Tips for Moving a Shed Yourself
Moving a shed is not to be taken lightly. Much planning is needed to help the process go smoothly. In fact, the more you plan it, the less of a headache you’ll have when moving day comes — this is especially true if you are planning the move yourself. Here are some tips to help you make the process as easy as possible.
Ensure That the New Location Is Level and Has Sufficient Space
It’s best to first ensure that the new site has sufficient space, drainage, and level ground before committing to a move. The shed should be easily accessible so that it won’t obstruct your outdoor space. Also check to make sure that the new area is clear of gas and water lines, as well as any gas tanks. You should also check for roadblocks such as inground sprinkler systems, covered pavement, or forgotten oil tanks.
Clean Out the Shed
Before moving, remove all items inside your shed and surrounding it. Everything from lawn equipment and compost to patio furniture and tools should be taken out of it. To be able to lift the shed with a regular floor jack, it must be empty.
It’s also a good idea to clean the shed by vacuuming out all debris and dust and cleaning it thoroughly before you move it. Also, check to see if there are any areas where the shed can be disassembled, as this may make it easier to move in some cases.
Ensure the Moving Surface Is Level
If you’re planning to move the shed yourself, make sure that you’ve created a ramp or other smooth surface to lift the shed onto. To create a simple wood track, you can place some 2×4 wooden planks on the trailer or load them beneath the shed after lifting it.
The track will allow the rollers to move freely and make pushing easier for you and your team. When doing this, be sure to check for overhead obstacles such as power lines and tree branches that may be low to the ground.
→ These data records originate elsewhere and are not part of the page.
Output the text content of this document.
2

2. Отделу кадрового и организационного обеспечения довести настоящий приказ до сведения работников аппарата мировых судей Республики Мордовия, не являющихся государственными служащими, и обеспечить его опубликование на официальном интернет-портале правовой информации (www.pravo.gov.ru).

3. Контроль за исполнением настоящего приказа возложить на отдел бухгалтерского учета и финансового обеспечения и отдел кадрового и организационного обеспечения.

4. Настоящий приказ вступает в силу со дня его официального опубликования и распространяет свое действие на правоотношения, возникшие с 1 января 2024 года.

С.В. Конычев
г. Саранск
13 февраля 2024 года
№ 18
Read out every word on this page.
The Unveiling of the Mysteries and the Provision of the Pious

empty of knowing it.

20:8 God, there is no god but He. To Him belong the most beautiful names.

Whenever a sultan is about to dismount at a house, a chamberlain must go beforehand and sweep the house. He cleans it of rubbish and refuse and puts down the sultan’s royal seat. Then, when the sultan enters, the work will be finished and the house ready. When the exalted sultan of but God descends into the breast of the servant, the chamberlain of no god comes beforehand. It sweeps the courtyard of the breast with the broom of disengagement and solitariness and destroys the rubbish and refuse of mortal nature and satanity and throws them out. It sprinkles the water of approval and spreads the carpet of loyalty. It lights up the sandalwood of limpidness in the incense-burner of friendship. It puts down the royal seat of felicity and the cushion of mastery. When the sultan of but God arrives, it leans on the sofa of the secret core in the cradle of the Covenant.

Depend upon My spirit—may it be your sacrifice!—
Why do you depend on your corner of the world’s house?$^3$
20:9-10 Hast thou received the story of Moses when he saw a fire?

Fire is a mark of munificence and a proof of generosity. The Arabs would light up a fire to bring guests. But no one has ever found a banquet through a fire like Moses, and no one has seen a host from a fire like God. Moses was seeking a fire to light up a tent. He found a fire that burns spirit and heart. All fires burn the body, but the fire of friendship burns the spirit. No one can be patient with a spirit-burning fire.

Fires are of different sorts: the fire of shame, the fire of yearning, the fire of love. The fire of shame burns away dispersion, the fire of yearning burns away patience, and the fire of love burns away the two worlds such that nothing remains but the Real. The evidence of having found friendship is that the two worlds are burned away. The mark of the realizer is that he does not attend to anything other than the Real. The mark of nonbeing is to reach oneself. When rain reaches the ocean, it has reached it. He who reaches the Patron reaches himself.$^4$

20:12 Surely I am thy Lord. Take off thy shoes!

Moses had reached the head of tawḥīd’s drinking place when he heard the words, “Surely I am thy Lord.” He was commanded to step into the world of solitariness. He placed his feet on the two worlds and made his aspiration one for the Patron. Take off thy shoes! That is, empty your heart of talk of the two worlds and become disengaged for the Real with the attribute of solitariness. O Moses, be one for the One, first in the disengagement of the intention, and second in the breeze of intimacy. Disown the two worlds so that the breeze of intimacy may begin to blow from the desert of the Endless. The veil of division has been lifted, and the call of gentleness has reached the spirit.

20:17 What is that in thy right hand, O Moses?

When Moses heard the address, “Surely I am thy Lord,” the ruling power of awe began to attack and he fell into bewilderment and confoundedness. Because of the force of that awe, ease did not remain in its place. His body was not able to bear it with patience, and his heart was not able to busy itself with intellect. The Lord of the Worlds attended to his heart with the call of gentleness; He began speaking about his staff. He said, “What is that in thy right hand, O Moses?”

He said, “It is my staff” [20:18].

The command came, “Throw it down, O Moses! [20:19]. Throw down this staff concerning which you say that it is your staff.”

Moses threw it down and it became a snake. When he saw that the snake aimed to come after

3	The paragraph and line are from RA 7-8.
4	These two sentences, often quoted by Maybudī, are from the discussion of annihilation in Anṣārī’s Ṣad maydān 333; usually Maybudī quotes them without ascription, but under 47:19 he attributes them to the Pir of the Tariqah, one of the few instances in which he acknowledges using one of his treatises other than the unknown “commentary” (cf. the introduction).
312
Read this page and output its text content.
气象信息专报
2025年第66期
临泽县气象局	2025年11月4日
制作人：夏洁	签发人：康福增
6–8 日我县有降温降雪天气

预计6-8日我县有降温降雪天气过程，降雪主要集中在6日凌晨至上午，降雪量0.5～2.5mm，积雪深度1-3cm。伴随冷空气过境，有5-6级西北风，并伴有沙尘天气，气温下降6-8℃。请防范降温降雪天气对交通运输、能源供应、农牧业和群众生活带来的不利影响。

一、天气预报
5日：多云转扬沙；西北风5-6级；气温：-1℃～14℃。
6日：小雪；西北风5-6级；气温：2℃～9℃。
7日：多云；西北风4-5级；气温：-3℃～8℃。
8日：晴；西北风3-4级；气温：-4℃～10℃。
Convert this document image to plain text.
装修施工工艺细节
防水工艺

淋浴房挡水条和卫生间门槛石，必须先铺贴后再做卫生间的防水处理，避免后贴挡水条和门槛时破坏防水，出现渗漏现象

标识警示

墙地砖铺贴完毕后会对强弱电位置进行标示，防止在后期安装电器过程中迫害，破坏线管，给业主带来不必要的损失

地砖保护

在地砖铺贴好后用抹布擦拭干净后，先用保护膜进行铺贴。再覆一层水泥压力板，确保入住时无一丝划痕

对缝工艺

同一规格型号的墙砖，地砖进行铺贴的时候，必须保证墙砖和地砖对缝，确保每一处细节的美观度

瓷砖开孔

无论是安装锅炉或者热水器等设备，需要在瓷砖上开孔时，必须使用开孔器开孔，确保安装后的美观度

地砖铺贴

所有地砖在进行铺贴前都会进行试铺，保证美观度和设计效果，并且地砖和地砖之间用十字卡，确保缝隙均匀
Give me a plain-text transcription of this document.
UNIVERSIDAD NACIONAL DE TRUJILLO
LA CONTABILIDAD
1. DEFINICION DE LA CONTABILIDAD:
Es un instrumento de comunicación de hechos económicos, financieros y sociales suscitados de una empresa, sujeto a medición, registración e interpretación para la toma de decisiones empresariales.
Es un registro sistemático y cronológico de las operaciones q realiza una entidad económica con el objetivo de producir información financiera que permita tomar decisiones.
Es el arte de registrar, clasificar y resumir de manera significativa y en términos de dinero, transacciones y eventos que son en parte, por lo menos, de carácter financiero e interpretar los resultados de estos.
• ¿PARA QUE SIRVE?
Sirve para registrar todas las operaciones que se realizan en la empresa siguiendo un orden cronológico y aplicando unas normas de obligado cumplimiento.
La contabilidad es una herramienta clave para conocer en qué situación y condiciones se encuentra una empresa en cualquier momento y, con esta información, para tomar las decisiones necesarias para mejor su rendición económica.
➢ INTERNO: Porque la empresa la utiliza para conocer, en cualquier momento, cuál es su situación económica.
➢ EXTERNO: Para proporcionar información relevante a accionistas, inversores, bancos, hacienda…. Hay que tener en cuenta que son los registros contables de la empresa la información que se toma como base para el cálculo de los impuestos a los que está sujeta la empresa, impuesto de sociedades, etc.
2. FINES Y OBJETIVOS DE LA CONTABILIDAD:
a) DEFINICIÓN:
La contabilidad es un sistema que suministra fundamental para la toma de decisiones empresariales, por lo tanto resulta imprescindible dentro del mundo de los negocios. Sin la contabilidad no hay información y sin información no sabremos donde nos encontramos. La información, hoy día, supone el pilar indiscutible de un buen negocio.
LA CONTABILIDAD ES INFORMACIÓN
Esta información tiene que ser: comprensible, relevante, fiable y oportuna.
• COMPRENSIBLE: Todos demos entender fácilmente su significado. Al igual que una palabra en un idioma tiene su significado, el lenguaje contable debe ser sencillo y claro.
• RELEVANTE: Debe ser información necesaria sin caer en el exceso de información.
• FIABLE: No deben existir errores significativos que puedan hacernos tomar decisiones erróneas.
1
If you can spare a few hundred bucks, it may be best to have professionals move your shed for you. This service is no different than other professional moving services such as piano movers, car shippers, and Furniture movies. It requires expertise and a fair amount of physical labor.
It’s always best to plan to move ahead of time and ensure that the shed will fit appropriately at your new location. Getting a few different quotes is the best way to get an idea of the average price range you can expect to pay for the move and expect to pay more for heavier sheds and for long-distance moves.